8. Gene–Environment Interactions
The most replicated gene-environment effect in MS is between HLA-DRB1*15:01 and smoking (and infectious mononucleosis):
- HLA-DRB1*15:01 carriage alone — OR ~3.
- HLA-DRB1*15:01 + smoking — OR ~14 (multiplicative interaction; Hedstrom et al., Brain 2011).
- HLA-DRB1*15:01 + IM history — OR ~9.
- HLA-DRB1*15:01 + adolescent obesity — OR ~6 in women.
These interactions reframe MS prevention as a gene-targeted environmental intervention: the same exposure (smoking, EBV, low vitamin D) yields very different population effects depending on HLA background.
9. Pharmacogenomics & Severity Genetics
MS pharmacogenomics is younger than its susceptibility genetics, but several signals are clinically actionable:
- JCV serology — risk of progressive multifocal leukoencephalopathy on natalizumab is stratified primarily by JC virus antibody status (clinical, not genetic).
- Glatiramer acetate response — HLA-DRB1*15:01 carriers may respond differently; data conflicting.
- Interferon-β neutralising antibodies — HLA-DRB1*15:01 and *07:01 affect rates.

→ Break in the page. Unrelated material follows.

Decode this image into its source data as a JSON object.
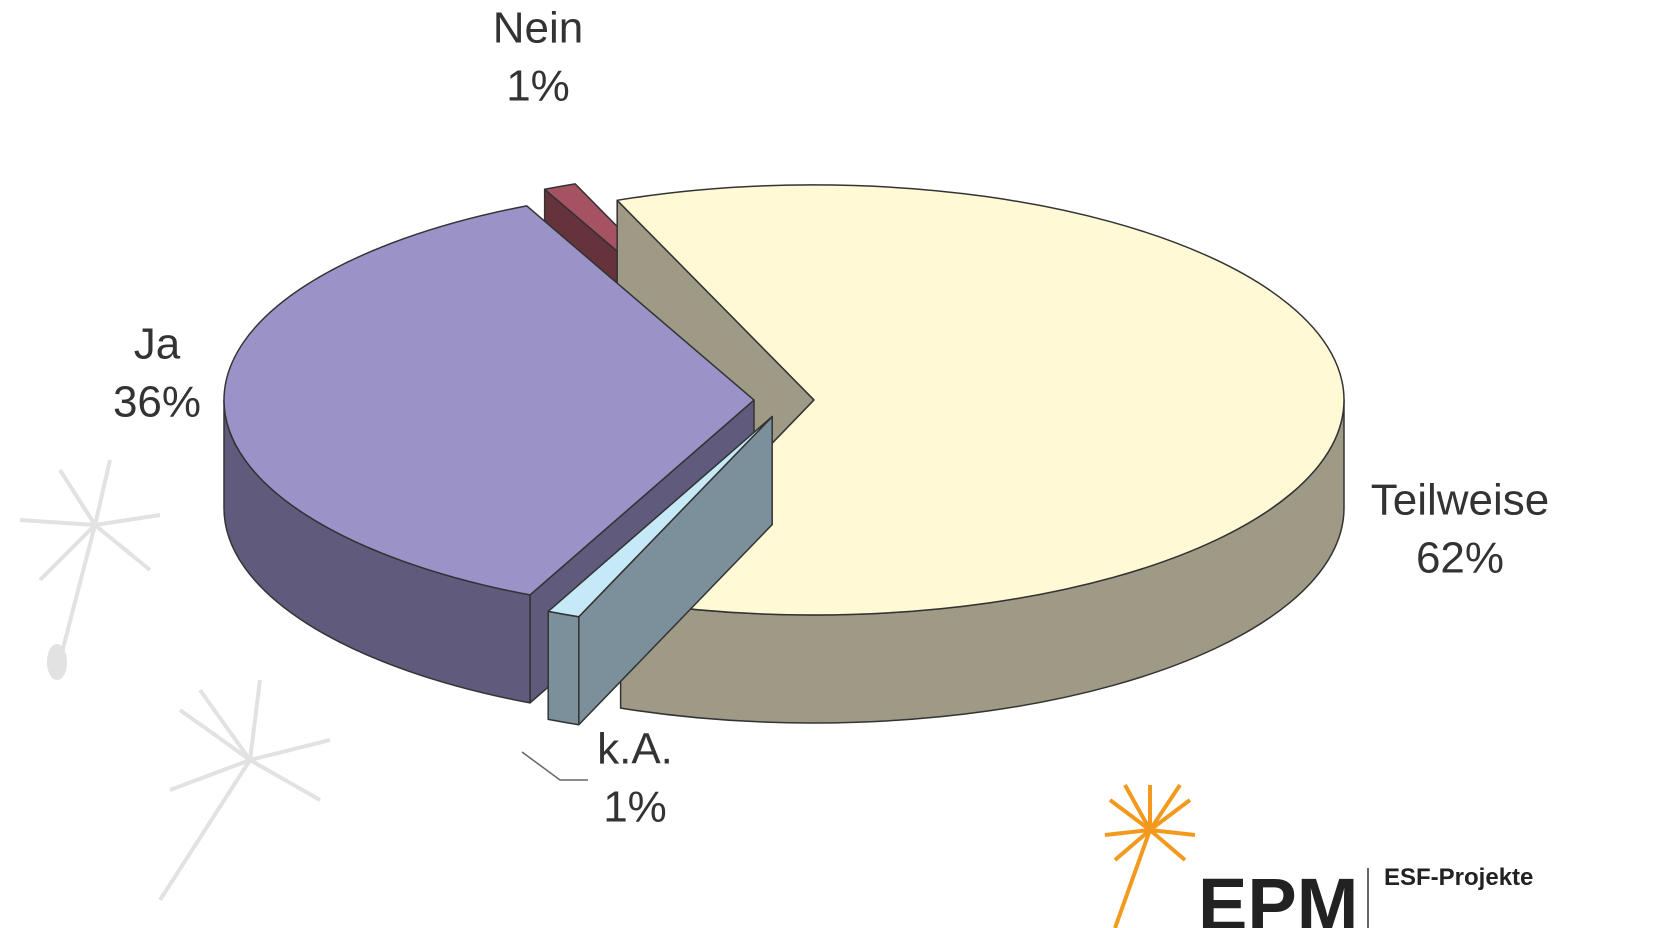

- DYSF/ZNF638 locus — the IMSGC 2023 paper identified a non-coding variant associated with disease severity (time to EDSS 6) but not susceptibility — the first severity locus.
- CYP27B1, CYP24A1, GC — vitamin D pathway genotypes modulate response to vitamin D supplementation.
The dissociation of susceptibility (immune) and severity (potentially CNS-intrinsic) genetics is a key 2020s finding: genes that determine whether someone develops MS may differ from those that determine how badly they progress.